Ce mardi 10 février 2026, Me Pierre Debuisson, nouvel avocat de Cédric Jubillar, s’est exprimé sur RTL afin de dénoncer les conditions de détention de son client, actuellement incarcéré depuis juin 2021. Âgé de 38 ans, Cédric Jubillar a été condamné en décembre 2025 à 30 ans de réclusion criminelle pour le meurtre de sa femme, Delphine Jubillar, un procès marqué par l’absence de corps et d’aveux.

EN BREF

  • Me Debuisson dénonce des conditions de détention dégradantes pour Jubillar.
  • Il menace de boycotter le procès en appel prévu le 19 février.
  • Des sources pénitentiaires contestent les affirmations de l’avocat.

Dans le cadre de sa défense, Me Debuisson a exprimé des craintes concernant la santé mentale et physique de Cédric Jubillar, soulignant que son isolement prolongé, sans justification apparente, constitue une atteinte grave à ses droits. L’avocat a indiqué que son client est maintenu à l’isolement depuis quatre ans et demi, ce qui a provoqué une dégradation significative de son état.

Les conditions de vie en prison sont particulièrement préoccupantes, selon l’avocat. « L’absence de sommeil due à une lumière permanente et à des cris continus, ainsi que des fouilles à nu trois fois par semaine, sont inacceptables », a-t-il déclaré. Il a également évoqué un isolement cognitif, psychologique et social qui va à l’encontre des principes fondamentaux du droit.

« Je ne peux pas défendre un homme réduit à un état de légume », a ajouté Me Debuisson, soulignant l’urgence d’une amélioration des conditions de détention avant le procès en appel. Ce dernier est prévu pour le 19 février, mais l’avocat a déjà menacé de ne pas y assister si les conditions de son client ne changent pas.

Cependant, la réponse des autorités pénitentiaires ne s’est pas fait attendre. Certaines sources affirment que les conditions décrites par l’avocat ne correspondent pas à la réalité. Selon elles, il n’y aurait pas de lumière permanente dans la cellule de Cédric Jubillar, mais seulement une veilleuse allumée lors des rondes de surveillance.

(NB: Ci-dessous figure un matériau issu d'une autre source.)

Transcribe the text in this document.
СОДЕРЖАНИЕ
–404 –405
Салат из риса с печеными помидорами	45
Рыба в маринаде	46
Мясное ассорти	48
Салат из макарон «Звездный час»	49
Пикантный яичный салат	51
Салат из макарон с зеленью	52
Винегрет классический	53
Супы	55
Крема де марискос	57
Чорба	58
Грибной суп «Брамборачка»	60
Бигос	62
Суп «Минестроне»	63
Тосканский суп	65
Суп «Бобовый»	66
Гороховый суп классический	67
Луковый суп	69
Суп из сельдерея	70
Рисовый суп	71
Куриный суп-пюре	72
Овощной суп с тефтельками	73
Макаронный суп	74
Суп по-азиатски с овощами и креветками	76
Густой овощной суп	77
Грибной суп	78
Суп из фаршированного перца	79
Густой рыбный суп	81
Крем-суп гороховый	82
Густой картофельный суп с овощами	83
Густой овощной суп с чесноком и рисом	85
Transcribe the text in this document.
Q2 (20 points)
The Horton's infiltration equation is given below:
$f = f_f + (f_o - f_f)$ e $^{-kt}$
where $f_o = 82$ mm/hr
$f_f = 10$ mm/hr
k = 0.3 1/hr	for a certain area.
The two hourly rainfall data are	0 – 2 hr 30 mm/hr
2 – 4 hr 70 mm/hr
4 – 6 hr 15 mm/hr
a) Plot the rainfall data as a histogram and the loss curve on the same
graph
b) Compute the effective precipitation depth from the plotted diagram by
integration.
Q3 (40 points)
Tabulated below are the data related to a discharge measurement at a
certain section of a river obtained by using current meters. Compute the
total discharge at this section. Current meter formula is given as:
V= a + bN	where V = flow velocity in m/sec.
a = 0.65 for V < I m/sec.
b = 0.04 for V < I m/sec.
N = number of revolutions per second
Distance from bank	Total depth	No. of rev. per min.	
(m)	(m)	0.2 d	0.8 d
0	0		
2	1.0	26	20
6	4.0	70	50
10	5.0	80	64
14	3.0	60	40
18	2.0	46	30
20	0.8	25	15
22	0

Me Debuisson a également dénoncé une violation de la confidentialité lors de ses échanges avec Cédric Jubillar, signalant que ces derniers auraient fait l’objet d’écoutes par un surveillant. « Cela constitue une faute d’un très haut degré de gravité, qui porte atteinte au droit le plus sacré de garantir la confidentialité des échanges d’un détenu avec son avocat », a-t-il conclu.

Pour protéger son client, l’avocat a demandé que Cédric Jubillar soit transféré dans un quartier dédié aux personnes vulnérables avant le procès en appel. Cette demande met en lumière les tensions croissantes autour de la gestion de la détention de Jubillar et les implications que cela pourrait avoir sur son procès futur.

Alors que le débat sur les conditions de détention de Cédric Jubillar continue de susciter des réactions, il est clair que la situation actuelle soulève des questions sur le traitement des détenus, en particulier ceux confrontés à des accusations aussi graves. Le suivi de cette affaire sera essentiel pour comprendre comment les droits des détenus sont respectés dans notre système judiciaire.